Man braucht je nach Jahreszeit und Wetterverhältnissen zwischen 30 und 50 Gallonen Ahornsaft - das sind 120-200 Liter -, um eine einzige Gallone Ahornsirup – etwa 4 Liter - herzustellen.
Schon die Indianer ritzten die Bäume zur Saftgewinnung an und legten glühendheiße Steine in die Flüssigkeit, um daraus Sirup zu machen. Die Siedler gingen dazu über, Löcher in die Baumstämme zu bohren, und kochten den gewonnenen Ahornsaft dann über offenen Feuer ein. Die heutigen Methoden sind ähnlich einfach. Der Ahornsaft wird oftmals noch mit Auffangeimern gesammelt und dann in Tanks umgefüllt, die auf Traktoren oder Pferdeschlitten transportiert werden. Zuweilen wird der Saft durch Plastikschläuche direkt in Sammelbehälter geleitet, auf manchen Farmen sogar über mehrere Meilen Entfernung. Aus dem Sammelbehälter gelangt der Saft in einen erhöhten Tank im Zuckersudhaus. Der Tank ist an einen Evaporator oder Verdampfer angeschlossen, eine offene Pfanne über einem Holzfeuer, die in flache Kanäle unterteilt ist. Die Verdampfende Flüssigkeit tritt am Ende als Ahornsirup aus.
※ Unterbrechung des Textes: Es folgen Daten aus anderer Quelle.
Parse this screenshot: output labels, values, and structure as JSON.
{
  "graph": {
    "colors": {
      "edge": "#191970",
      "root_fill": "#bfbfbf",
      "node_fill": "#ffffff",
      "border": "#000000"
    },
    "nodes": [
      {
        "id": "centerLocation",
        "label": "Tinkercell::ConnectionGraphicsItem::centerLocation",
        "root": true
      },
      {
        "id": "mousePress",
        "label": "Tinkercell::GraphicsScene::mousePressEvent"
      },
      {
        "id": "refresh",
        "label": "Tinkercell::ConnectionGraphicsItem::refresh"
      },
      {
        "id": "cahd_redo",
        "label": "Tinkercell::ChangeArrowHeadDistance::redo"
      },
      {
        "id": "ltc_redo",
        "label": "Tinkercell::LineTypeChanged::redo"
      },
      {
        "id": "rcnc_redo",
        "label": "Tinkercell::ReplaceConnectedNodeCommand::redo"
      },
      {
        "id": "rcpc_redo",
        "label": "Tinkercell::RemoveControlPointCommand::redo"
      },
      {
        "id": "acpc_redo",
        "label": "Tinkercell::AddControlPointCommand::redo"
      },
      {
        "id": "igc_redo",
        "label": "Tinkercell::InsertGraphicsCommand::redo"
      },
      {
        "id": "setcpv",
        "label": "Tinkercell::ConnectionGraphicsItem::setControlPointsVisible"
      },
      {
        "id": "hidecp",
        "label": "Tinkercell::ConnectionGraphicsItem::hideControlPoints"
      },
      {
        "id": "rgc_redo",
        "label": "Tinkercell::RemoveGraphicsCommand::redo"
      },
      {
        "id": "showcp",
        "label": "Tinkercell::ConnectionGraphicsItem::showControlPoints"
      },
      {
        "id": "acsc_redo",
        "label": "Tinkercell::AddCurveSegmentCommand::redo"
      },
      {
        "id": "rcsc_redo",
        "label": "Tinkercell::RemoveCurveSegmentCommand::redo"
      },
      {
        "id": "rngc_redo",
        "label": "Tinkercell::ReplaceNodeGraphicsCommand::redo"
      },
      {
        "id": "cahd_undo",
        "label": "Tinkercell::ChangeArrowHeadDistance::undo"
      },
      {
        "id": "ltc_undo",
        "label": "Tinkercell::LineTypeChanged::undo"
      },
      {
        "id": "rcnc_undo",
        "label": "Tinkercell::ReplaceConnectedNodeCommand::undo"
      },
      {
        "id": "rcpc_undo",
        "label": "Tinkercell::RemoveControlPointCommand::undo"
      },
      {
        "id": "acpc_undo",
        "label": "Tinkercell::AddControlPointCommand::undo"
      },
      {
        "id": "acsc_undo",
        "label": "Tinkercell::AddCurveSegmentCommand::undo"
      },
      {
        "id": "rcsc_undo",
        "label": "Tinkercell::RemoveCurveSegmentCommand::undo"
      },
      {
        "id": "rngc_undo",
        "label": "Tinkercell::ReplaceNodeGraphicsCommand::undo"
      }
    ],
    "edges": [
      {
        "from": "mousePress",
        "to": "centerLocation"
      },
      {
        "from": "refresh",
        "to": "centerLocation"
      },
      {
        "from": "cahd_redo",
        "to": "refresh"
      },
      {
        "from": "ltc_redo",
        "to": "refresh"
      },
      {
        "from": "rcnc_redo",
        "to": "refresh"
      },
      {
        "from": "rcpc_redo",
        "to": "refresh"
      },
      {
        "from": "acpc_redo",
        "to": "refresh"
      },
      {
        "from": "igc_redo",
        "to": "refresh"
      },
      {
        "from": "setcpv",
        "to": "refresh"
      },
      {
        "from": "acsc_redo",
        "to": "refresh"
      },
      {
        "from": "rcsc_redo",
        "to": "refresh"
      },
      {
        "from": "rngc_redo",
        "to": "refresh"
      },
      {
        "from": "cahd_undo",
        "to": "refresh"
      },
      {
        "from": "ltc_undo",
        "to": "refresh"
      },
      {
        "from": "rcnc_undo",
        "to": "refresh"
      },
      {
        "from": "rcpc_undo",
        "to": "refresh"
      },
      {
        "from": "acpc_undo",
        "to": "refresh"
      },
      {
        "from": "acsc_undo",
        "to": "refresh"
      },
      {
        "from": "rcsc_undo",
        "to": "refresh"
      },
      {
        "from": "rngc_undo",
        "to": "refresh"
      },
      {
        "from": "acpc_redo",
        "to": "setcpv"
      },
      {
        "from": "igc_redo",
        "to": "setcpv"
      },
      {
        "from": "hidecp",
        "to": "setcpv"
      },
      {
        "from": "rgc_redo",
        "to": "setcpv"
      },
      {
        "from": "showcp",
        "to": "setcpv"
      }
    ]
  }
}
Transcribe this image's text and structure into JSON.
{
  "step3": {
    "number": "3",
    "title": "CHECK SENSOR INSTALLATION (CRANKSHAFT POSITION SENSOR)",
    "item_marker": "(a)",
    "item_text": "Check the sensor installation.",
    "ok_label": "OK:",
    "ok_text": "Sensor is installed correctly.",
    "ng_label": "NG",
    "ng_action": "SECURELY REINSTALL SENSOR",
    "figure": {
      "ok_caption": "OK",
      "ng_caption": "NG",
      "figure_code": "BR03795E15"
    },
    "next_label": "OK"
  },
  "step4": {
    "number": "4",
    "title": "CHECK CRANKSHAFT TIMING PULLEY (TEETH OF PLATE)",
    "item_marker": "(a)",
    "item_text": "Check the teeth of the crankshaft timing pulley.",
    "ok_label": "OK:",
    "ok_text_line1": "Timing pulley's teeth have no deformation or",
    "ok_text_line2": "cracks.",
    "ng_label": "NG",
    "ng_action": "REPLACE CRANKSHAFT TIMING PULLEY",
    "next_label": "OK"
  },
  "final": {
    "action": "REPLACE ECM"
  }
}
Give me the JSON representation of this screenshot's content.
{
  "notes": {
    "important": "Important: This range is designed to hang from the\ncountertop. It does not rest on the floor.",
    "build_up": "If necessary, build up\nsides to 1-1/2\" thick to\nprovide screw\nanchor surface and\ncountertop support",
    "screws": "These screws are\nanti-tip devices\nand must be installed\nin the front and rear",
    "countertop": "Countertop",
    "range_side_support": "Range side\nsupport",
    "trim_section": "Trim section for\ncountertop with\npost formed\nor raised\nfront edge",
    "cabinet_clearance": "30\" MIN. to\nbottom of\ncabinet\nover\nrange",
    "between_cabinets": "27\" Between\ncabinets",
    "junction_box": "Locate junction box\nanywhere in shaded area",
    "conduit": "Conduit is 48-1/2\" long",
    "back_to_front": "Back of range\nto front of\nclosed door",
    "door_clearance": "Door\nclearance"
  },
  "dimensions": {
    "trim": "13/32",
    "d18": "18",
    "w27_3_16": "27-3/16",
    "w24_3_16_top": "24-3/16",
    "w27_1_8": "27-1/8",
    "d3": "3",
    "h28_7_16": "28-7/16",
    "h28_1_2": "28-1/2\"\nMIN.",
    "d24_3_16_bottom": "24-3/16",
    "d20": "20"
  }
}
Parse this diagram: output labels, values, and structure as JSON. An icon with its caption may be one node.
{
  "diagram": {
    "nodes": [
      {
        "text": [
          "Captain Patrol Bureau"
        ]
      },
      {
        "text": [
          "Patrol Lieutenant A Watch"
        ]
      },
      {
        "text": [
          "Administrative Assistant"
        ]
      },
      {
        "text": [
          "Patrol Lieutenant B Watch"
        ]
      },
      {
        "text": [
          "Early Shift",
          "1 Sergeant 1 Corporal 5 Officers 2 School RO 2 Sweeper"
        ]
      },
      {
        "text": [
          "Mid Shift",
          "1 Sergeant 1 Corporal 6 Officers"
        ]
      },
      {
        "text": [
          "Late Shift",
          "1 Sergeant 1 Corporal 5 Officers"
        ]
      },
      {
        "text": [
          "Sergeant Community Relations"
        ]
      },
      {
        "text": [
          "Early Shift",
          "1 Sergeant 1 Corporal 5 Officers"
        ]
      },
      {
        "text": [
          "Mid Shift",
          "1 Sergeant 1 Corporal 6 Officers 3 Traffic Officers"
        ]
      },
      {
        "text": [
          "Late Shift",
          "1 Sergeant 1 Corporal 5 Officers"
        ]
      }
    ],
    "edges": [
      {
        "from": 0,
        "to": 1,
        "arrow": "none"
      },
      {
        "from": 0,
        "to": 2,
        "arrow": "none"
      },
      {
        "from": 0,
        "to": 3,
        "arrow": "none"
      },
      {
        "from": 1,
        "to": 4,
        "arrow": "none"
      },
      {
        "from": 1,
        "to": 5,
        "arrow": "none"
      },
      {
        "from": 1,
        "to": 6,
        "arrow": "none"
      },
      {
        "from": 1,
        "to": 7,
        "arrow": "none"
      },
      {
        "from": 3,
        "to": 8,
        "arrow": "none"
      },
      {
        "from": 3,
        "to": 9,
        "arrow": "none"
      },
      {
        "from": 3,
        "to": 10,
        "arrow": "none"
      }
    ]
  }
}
Wie beim Wein spielen hier Boden und Lage eine entscheidende Rolle. Außerdem kommt es bei der Saftgewinnung auf die Ahornart an. Ein Wichtiger Faktor ist das Wetter; Da der Ahornsaft am besten fließt, wenn es nachts friert und tagsüber taut, darf es weder zu kalt noch zu warm sein. In jedem Frühjahr beginnt für die Farmer der Wettlauf mit der Zeit, denn an wärmeren Tagen wird der Ahornsaft leicht »wolkig« und bitter. Der im Februar gewonnene Saft ist am konzentriertesten und ergibt die größte Menge Sirup. Gegen ende der Erntezeit – im April – wird der Saft immer flüssiger, so dass man im Vergleich zum Februar fast die doppelte Menge Saft für die gleiche Menge Sirup benötigt. Der Saft muss unverzüglich nach dem sammeln eingekocht werden, da er schnell verdirbt. Für einen hellen Ahornsirup von guter Qualität ist es wichtig, dass der Saft rasch eingedickt wird, möglichst innerhalb einer Stunde. Im laufe der Zeit wurden für den Ahornsirup die verschiedenen Graduierungen fest gelegt:Der zu Beginn der Ernte hergestellte »Fancy« oder »Grade AA« ist farblich am hellsten und geschmacklich am mildesten. Diese Qualitätsstufe sollte möglichst für Kuchenglasuren und anderes feines Naschwerk verwendet werden. Der »Grade A medium«, in den USA die Standartsorte, ist etwas ausgeprägter im Geschmack und eignet sich hervorragend für Pancakes, Waffeln und French toast. »Grade A dark« und »Grade B« schmecken zunehmend kräftiger und sind farblich dunkler, also genau das Richtige für gebackene Bohnen, Fleisch, Jamswurzeln und alle Desserts, die ein kräftiges Aroma vertragen.
Auf anraten eines amerikanischen Farmers, der Ahornsirup herstellt, sollte man angebrochene Packungen mit Ahornsirup immer im Kühlschrank aufbewahren, damit er nicht gärt oder auskristallisiert.